Episodes of abuse against a child or the other parent are taken very seriously by Virginia courts. However, a parent who was abusive in the past may be eligible to seek custody of their child, depending on the circumstances.
If one parent abuses the other parent or causes bodily injury to a family member, the judge is required by Virginia law to take the incidents into consideration when determining custody arrangements. However, past acts of abuse do not always mean that a parent will be automatically denied custody. There are other facts that must be taken into consideration, including who the violence or abuse was directed at. A parent can request that any visitation time granted to an abusive parent be supervised if that parent fears that the child may be in danger.
However, there are certain circumstances where a parent who was accused of abuse will not be granted custody. For example, if the abusive parent was convicted for murdering or attempting to murder the child or spouse or was involved in a conspiracy to commit these acts, they will not be granted custody. Additionally, if they were convicted of physical abuse or sexual assault involving the child or the other parent, the court will not grant them custody.
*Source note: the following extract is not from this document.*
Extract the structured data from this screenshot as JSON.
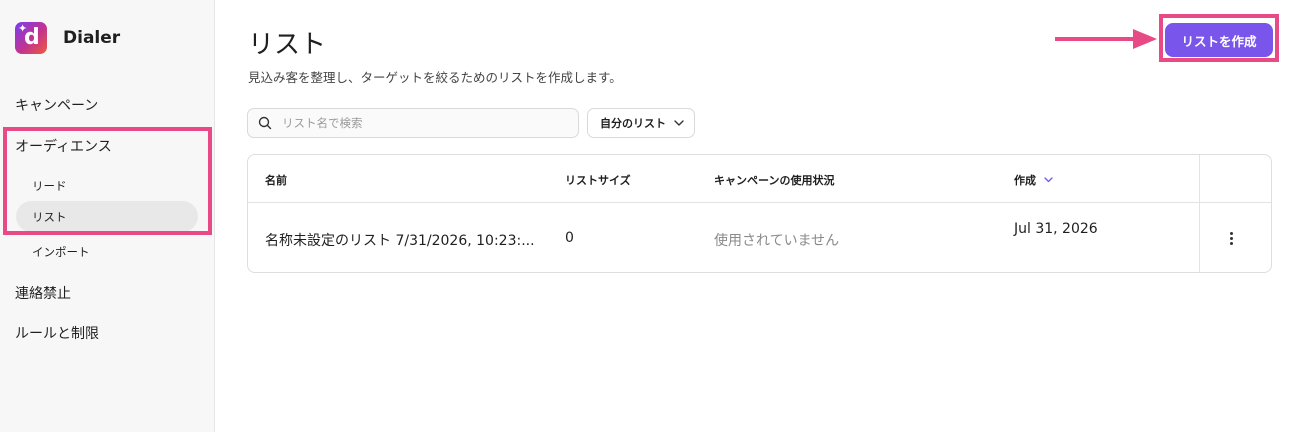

Additionally, if it is in the best interests of the child, the court will typically grant custody to the non-abuser over the abuser.
When a parent leaves an abusive domestic situation, obtaining custody of the children may be high on their list of priorities. While all cases are different and whether or not the abusive parent is eligible to seek custody depends on unique circumstances, a family law attorney may assist their client in demonstrating using concrete evidence that it is within the child’s best interests that child custody be granted to the non-abusive parent.